When we came home from sleepovers and dared to ask why we couldn’t eat the bowls of colorful sugar served at my friends’ houses, her answer was something like, “That’s what Americans eat.” (If you’re about to dispute the provenance of Cheerios and Cream of Wheat, please refer back to my previous point about the power of her words.) When I was around nine and she finally learned to make things like pancakes and muffins from Jane Brody’s Good Food Book, she never let on that this was an improvement from her old ways.

One of the things I wish I’d known to ask her before she died is, “Were you just making it up as you went along? Were you faking it? Did you hide that from us all along?”

What’s the exact opposite of conviction and instinct? To me: motherhood. From the very start, you’re meant to offer up your breasts—those things you were told to keep hidden your whole life—as this beautiful, natural substance that will give your child everything she or he needs for a healthy, smart life. It will all just flow from your body to his, like it does for every other mammal on the planet.

Nope.

There’s a reason “lactation consultant” is a real job, and I saw three of them. Thus began the notion that being a “good mom” meant feeding my child healthy food effortlessly, that I was doomed to failure from day one. This is when doubt settled in to stay. Absolutely no voice of ancient wisdom spoke from deep within to guide me. I had no answers for any of the questions that followed. My every attempt to follow the not-so-ancient words of wisdom from books and blogs seemed to fail too. In my heart of hearts, I began to feel like a bad mom.

Kristin Iverson’s essay here, “What Happened to Breakfast After Having Kids,” made me nauseated with envy. My picky eater, who’s now three, has never let me feed him strawberries and avocado slices, let alone eggs or fried rice, Kristin’s go-to on lazier mornings. The beautiful, groggy chaos she describes is completely foreign to me.

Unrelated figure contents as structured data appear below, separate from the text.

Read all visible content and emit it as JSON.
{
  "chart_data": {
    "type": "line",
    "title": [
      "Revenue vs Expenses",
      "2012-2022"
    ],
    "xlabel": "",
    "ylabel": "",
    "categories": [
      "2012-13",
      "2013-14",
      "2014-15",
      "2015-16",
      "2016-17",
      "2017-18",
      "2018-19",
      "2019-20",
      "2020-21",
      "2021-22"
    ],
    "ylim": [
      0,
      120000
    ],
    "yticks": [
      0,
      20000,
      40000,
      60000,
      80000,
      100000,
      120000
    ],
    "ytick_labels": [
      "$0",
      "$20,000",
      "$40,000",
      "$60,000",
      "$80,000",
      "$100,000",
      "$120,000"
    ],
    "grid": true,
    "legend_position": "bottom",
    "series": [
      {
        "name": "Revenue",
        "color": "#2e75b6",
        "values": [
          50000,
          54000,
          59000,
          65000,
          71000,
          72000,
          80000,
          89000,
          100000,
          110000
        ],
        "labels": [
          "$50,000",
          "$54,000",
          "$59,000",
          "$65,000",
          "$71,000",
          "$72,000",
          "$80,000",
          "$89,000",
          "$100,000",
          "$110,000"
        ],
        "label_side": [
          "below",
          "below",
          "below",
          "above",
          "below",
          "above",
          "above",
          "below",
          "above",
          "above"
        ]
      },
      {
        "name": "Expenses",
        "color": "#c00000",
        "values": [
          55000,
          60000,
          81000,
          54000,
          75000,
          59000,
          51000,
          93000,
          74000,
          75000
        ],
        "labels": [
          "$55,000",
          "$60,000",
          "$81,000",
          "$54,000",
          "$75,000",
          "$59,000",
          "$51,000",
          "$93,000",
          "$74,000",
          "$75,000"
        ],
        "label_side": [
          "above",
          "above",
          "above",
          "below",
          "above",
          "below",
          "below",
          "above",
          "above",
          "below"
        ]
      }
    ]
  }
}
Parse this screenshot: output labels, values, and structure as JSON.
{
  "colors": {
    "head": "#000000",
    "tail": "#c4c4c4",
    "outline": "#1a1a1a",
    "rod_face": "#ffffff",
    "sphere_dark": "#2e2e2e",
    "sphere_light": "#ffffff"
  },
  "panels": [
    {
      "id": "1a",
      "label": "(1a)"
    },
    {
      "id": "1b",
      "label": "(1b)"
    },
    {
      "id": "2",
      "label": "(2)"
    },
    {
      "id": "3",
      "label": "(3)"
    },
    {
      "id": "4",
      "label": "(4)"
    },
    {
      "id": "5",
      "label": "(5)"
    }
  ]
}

Perhaps in earlier generations, a “bad mom” breakfast consisted of day-old donuts or the kind of cereal advertised during cartoons. Today, it looks like this: Every morning, at around 5:30 a.m., he sucks on squeezy packets of applesauce and a sippy cup of strawberry Kefir yogurt drink in front of the TV while his dad and I lie on the couch, dreaming of alphabet songs and talking trains. That’s the closest he’ll get to fruit all day. By the time I’m alert and together enough to “whip up” pancakes, my little Bright Eyes has been up for hours. Once I finally manage to get them on the table, he’s throwing a tantrum that he wants peanut butter and jelly, and only if I’ve been fully caffeinated can I catch the flying, blueberry syrup-drenched flapjack he’s just thrown in the air.

I know there’s some nutritional advice for kids about “eating your colors.” The only colors that will currently pass this threenager’s lips are shades of purple, pink, brown, and beige. So this second breakfast, sometimes served at dinner, too, is the sole time when he eats foods that I imagine good moms feed their children (on a bad day): oatmeal (instant), whole grain (frozen) waffles with almond butter, raisin bran with milk (slurped from my own bowl). Watching zucchini and pumpkin pancakes and gourmet chia seed smoothies tossed on the floor a few times has destroyed my inclination to go homemade. It’s breastfeeding all over again. My ego is too fragile for that rejection.

I do have a tiny bit of hope that things will change over time. Maybe the kid’s taste buds will develop, as everyone’s do. Maybe, as he grows up, goes to school, and becomes more and more of a person, I’ll stop seeing my success and failure as a mother in terms of his low percentile in height and weight. Maybe he’ll come home from friends’ houses asking why I don’t serve vegetable frittatas and green juice every morning. Maybe I’ll learn to give him a fully confident answer on the spot: “Because I’m your mother, and I’m bad.”